Directed by: #StatenCousinsRoe
Written by: #StatenCousinsRoe
Road trip movies aren’t a recent phenomenon. And, if I’m honest, they don’t particularly excite me. But within minutes, I knew I loved this film. So what makes Staten Cousins Roe’s Thelma & Louise inspired film any different?
Well, to begin with, this is a thoroughly modern take on small-town isolation and loneliness. It’s a typical genre setup but excels here with brilliant use of its setting—nothing screams ‘dejection’ like a sleepy seaside town. While #JamesLayton’s superbly drab cinematography, with its muted colour palette and perfectly framed landscape shots, completes the oppressive atmosphere. It’s here that Lou (Katie Brayben) exists. And that’s all Lou has...an existence. Only the most cynical of people would call what she has a ‘life’.

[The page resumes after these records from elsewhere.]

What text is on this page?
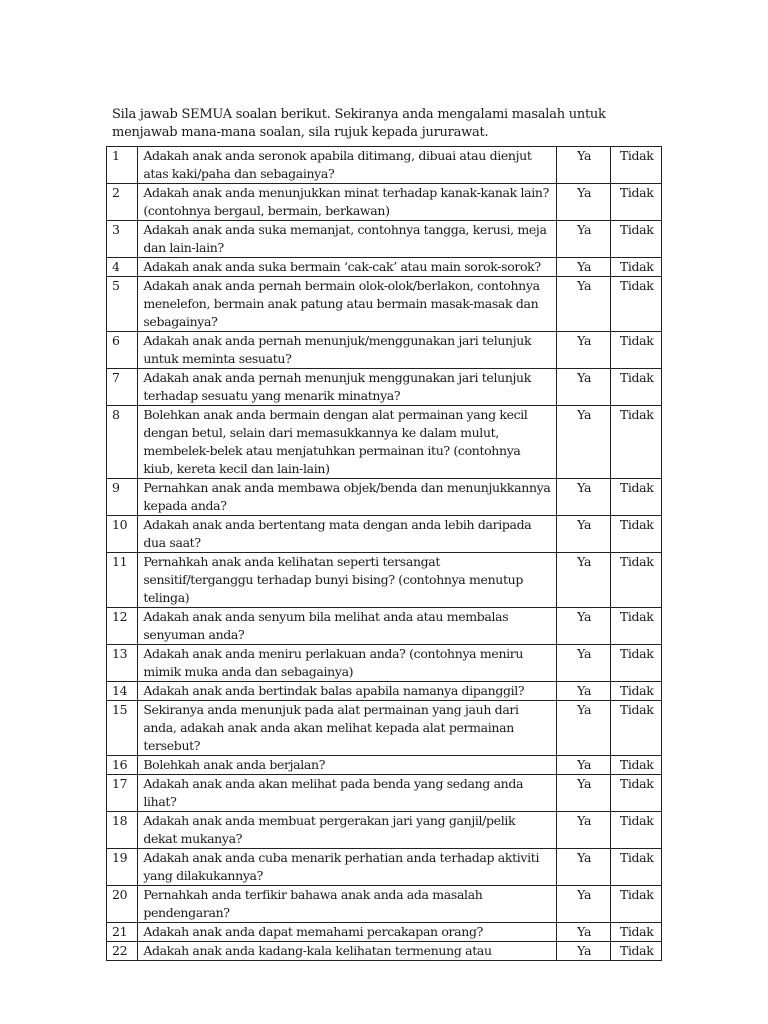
Sila jawab SEMUA soalan berikut. Sekiranya anda mengalami masalah untuk menjawab mana-mana soalan, sila rujuk kepada jururawat.

1	Adakah anak anda seronok apabila ditimang, dibuai atau dienjut atas kaki/paha dan sebagainya?	Ya	Tidak
2	Adakah anak anda menunjukkan minat terhadap kanak-kanak lain? (contohnya bergaul, bermain, berkawan)	Ya	Tidak
3	Adakah anak anda suka memanjat, contohnya tangga, kerusi, meja dan lain-lain?	Ya	Tidak
4	Adakah anak anda suka bermain ‘cak-cak’ atau main sorok-sorok?	Ya	Tidak
5	Adakah anak anda pernah bermain olok-olok/berlakon, contohnya menelefon, bermain anak patung atau bermain masak-masak dan sebagainya?	Ya	Tidak
6	Adakah anak anda pernah menunjuk/menggunakan jari telunjuk untuk meminta sesuatu?	Ya	Tidak
7	Adakah anak anda pernah menunjuk menggunakan jari telunjuk terhadap sesuatu yang menarik minatnya?	Ya	Tidak
8	Bolehkan anak anda bermain dengan alat permainan yang kecil dengan betul, selain dari memasukkannya ke dalam mulut, membelek-belek atau menjatuhkan permainan itu? (contohnya kiub, kereta kecil dan lain-lain)	Ya	Tidak
9	Pernahkan anak anda membawa objek/benda dan menunjukkannya kepada anda?	Ya	Tidak
10	Adakah anak anda bertentang mata dengan anda lebih daripada dua saat?	Ya	Tidak
11	Pernahkah anak anda kelihatan seperti tersangat sensitif/terganggu terhadap bunyi bising? (contohnya menutup telinga)	Ya	Tidak
12	Adakah anak anda senyum bila melihat anda atau membalas senyuman anda?	Ya	Tidak
13	Adakah anak anda meniru perlakuan anda? (contohnya meniru mimik muka anda dan sebagainya)	Ya	Tidak
14	Adakah anak anda bertindak balas apabila namanya dipanggil?	Ya	Tidak
15	Sekiranya anda menunjuk pada alat permainan yang jauh dari anda, adakah anak anda akan melihat kepada alat permainan tersebut?	Ya	Tidak
16	Bolehkah anak anda berjalan?	Ya	Tidak
17	Adakah anak anda akan melihat pada benda yang sedang anda lihat?	Ya	Tidak
18	Adakah anak anda membuat pergerakan jari yang ganjil/pelik dekat mukanya?	Ya	Tidak
19	Adakah anak anda cuba menarik perhatian anda terhadap aktiviti yang dilakukannya?	Ya	Tidak
20	Pernahkah anda terfikir bahawa anak anda ada masalah pendengaran?	Ya	Tidak
21	Adakah anak anda dapat memahami percakapan orang?	Ya	Tidak
22	Adakah anak anda kadang-kala kelihatan termenung atau	Ya	Tidak
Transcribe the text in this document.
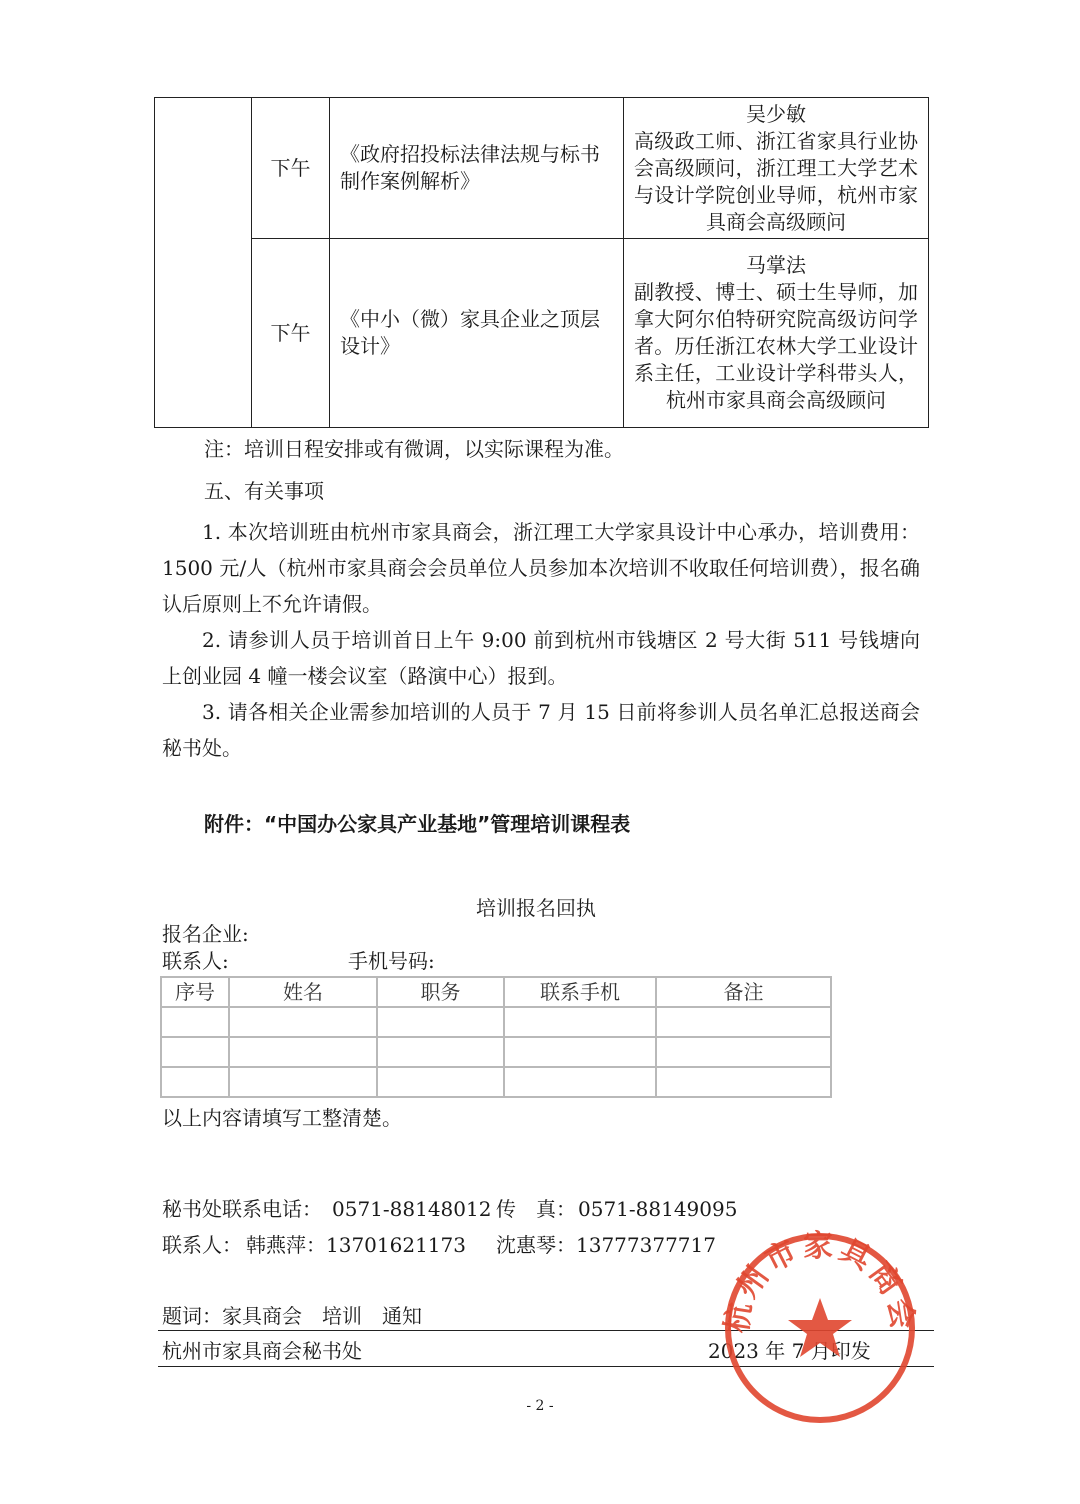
	下午	《政府招投标法律法规与标书制作案例解析》	吴少敏
高级政工师、浙江省家具行业协会高级顾问，浙江理工大学艺术与设计学院创业导师，杭州市家具商会高级顾问

	下午	《中小（微）家具企业之顶层设计》	马掌法
副教授、博士、硕士生导师，加拿大阿尔伯特研究院高级访问学者。历任浙江农林大学工业设计系主任，工业设计学科带头人，杭州市家具商会高级顾问
注：培训日程安排或有微调，以实际课程为准。
五、有关事项
1. 本次培训班由杭州市家具商会，浙江理工大学家具设计中心承办，培训费用：1500 元/人（杭州市家具商会会员单位人员参加本次培训不收取任何培训费），报名确认后原则上不允许请假。
2. 请参训人员于培训首日上午 9:00 前到杭州市钱塘区 2 号大街 511 号钱塘向上创业园 4 幢一楼会议室（路演中心）报到。
3. 请各相关企业需参加培训的人员于 7 月 15 日前将参训人员名单汇总报送商会秘书处。
附件：“中国办公家具产业基地”管理培训课程表
培训报名回执
报名企业:
联系人:	手机号码:
序号	姓名	职务	联系手机	备注

以上内容请填写工整清楚。
秘书处联系电话： 0571-88148012 传　真： 0571-88149095
联系人： 韩燕萍：13701621173 沈惠琴：13777377717
题词：家具商会　培训　通知
杭州市家具商会秘书处	2023 年 7 月印发
- 2 -
杭州市家具商会
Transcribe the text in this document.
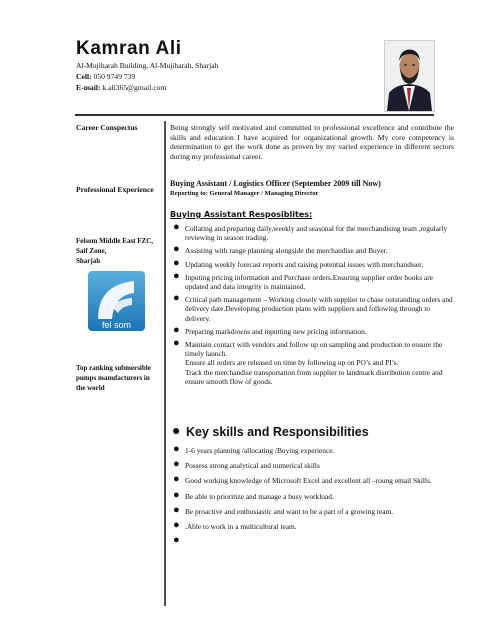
Kamran Ali
Al-Mujiharah Building, Al-Mujiharah, Sharjah
Cell: 050 9749 739
E-mail: k.ali365@gmail.com
Career Conspectus
Professional Experience
Felsom Middle East FZC,
Saif Zone,
Sharjah
fel som
Top ranking submersible
pumps manufacturers in
the world
Being strongly self motivated and committed to professional excellence and contribute the skills and education I have acquired for organizational growth. My core competency is determination to get the work done as proven by my varied experience in different sectors during my professional career.
Buying Assistant / Logistics Officer (September 2009 till Now)
Reporting to: General Manager / Managing Director
Buying Assistant Resposiblites:
● Collating and preparing daily,weekly and seasonal for the merchandising team ,regularly reviewing in season trading.
● Assisting with range planning alongside the merchandise and Buyer.
● Updating weekly forecast reports and raising potential issues with merchandiser.
● Inputing pricing information and Purchase orders.Ensuring supplier order books are updated and data integrity is maintained.
● Critical path management – Working closely with supplier to chase outstanding orders and delivery date.Developing production plans with suppliers and following through to delivery.
● Preparing markdowns and inputting new pricing information.
● Maintain contact with vendors and follow up on sampling and production to ensure the timely launch.
Ensure all orders are released on time by following up on PO’s and PI’s.
Track the merchandise transportation from supplier to landmark distribution centre and ensure smooth flow of goods.
● Key skills and Responsibilities
● 1-6 years planning /allocating /Buying experience.
● Possess strong analytical and numerical skills
● Good working knowledge of Microsoft Excel and excellent all –roung email Skills.
● Be able to prioritize and manage a busy workload.
● Be proactive and enthusiastic and want to be a part of a growing team.
● .Able to work in a multicultural team.
●
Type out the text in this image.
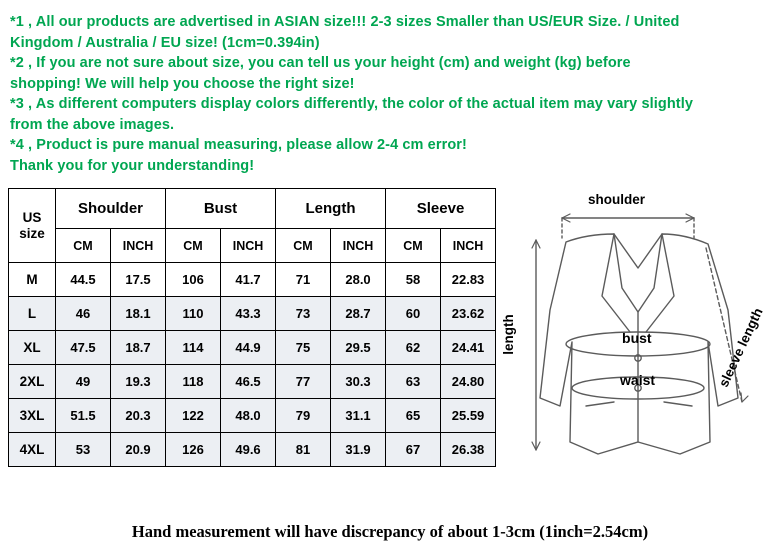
*1 , All our products are advertised in ASIAN size!!! 2-3 sizes Smaller than US/EUR Size. / United
Kingdom / Australia / EU size! (1cm=0.394in)
*2 , If you are not sure about size, you can tell us your height (cm) and weight (kg) before
shopping! We will help you choose the right size!
*3 , As different computers display colors differently, the color of the actual item may vary slightly
from the above images.
*4 , Product is pure manual measuring, please allow 2-4 cm error!
Thank you for your understanding!
US size	Shoulder		Bust		Length		Sleeve	
	CM	INCH	CM	INCH	CM	INCH	CM	INCH
M	44.5	17.5	106	41.7	71	28.0	58	22.83
L	46	18.1	110	43.3	73	28.7	60	23.62
XL	47.5	18.7	114	44.9	75	29.5	62	24.41
2XL	49	19.3	118	46.5	77	30.3	63	24.80
3XL	51.5	20.3	122	48.0	79	31.1	65	25.59
4XL	53	20.9	126	49.6	81	31.9	67	26.38
shoulder
bust
waist
length	sleeve length
Hand measurement will have discrepancy of about 1-3cm (1inch=2.54cm)
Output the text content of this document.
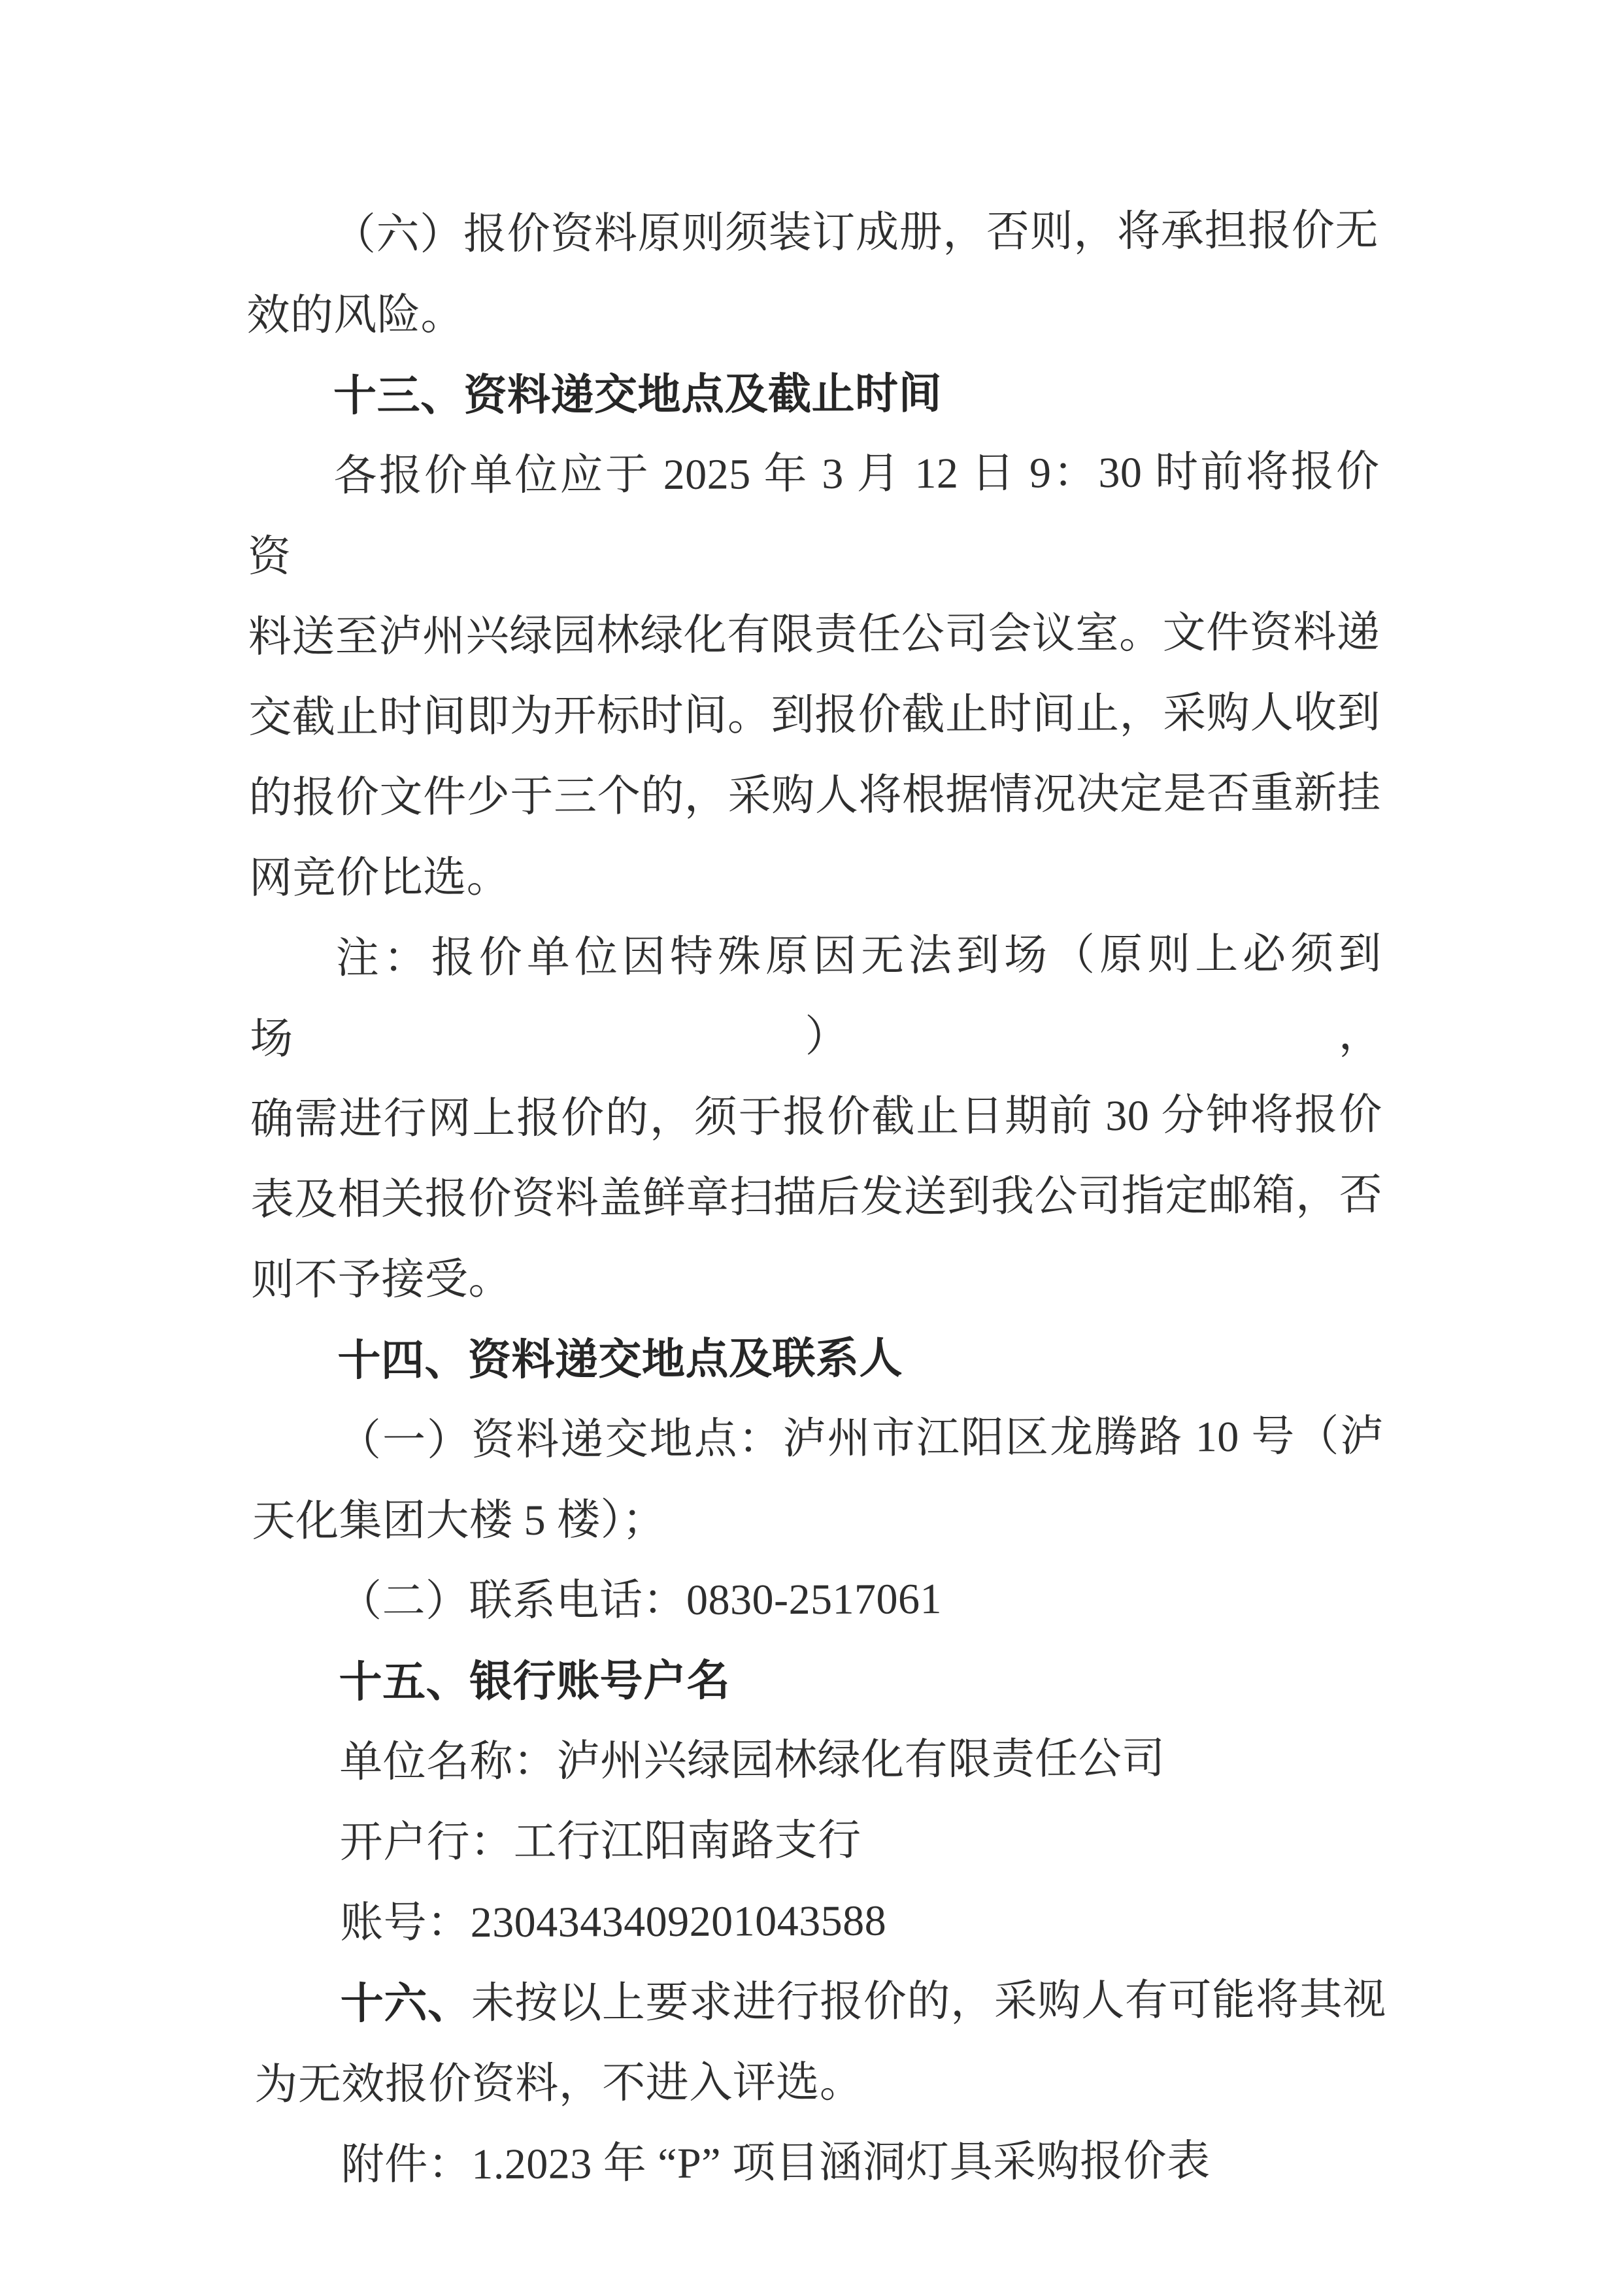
（六）报价资料原则须装订成册，否则，将承担报价无
效的风险。
十三、资料递交地点及截止时间
各报价单位应于 2025 年 3 月 12 日 9：30 时前将报价资
料送至泸州兴绿园林绿化有限责任公司会议室。文件资料递
交截止时间即为开标时间。到报价截止时间止，采购人收到
的报价文件少于三个的，采购人将根据情况决定是否重新挂
网竞价比选。
注：报价单位因特殊原因无法到场（原则上必须到场），
确需进行网上报价的，须于报价截止日期前 30 分钟将报价
表及相关报价资料盖鲜章扫描后发送到我公司指定邮箱，否
则不予接受。
十四、资料递交地点及联系人
（一）资料递交地点：泸州市江阳区龙腾路 10 号（泸
天化集团大楼 5 楼）；
（二）联系电话：0830-2517061
十五、银行账号户名
单位名称：泸州兴绿园林绿化有限责任公司
开户行：工行江阳南路支行
账号：2304343409201043588
十六、未按以上要求进行报价的，采购人有可能将其视
为无效报价资料，不进入评选。
附件：1.2023 年 “P” 项目涵洞灯具采购报价表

Lou drifts through her day-to-day routine of working a dead-end job, caring for her overbearing mother (a wonderfully unpleasant performance from #SarahBall), and attending the occasional self-help seminar. It’s at one of these seminars where, after sitting through the usual self-righteous drivel, Lou meets Val (Poppy Roe). Val fills the genre’s typical mysterious stranger role. She’s confident, strong, and independent; everything Lou wishes she was. And, of course, it doesn’t take long for Lou to leave her mundane life behind in favour of excitement and adventure with her new ‘life coach’.
This journey across the home counties, partaking in various self-help classes and murdering the group leaders, is a profoundly contemporary take on the ‘women against the establishment’ concept. But instead of hitting out against the patriarchy, these ladies are taking on the oft sanctimonious hypocrisy of said self-help groups. But as things begin to unravel, it may be that the couple are bound by more than blood.
This central pairing is the lifeblood of the film. The performances here are excellent: with the emancipated and powerful Val being the perfect antithesis to the unassuming and timid Lou. And the chemistry between the characters, the most crucially important aspect of the movie, feels all kinds of right—it’s naturalistic and respectful. Of course, having a good script to work from goes a long way towards helping an actor/actress with their work. And writer/director Staten Cousins Roe’s has written a belter. Marvellous and witty dialogue, unapologetically full of British mannerisms, imbue the characters with a sympathetic charm that serial killers really shouldn’t possess. I mean, where else apart from Britain could you have someone apologise to another, after bludgeoning them to death, and think ‘yeah, that’s relatable’.
I really enjoyed A Serial Killer’s Guide to Life. The Thelma & Louise influence is quite apparent, particularly towards the end of the film. But I felt enough had been done to create distance from any obvious reference point that the film was more than capable of standing on its own two feet. Brilliant performances underlie this very British and expertly written tale of dead-ended loneliness. And with its wickedly sharp but understated black humour, A Serial Killer’s Guide to Life is destined to become a British cult-classic.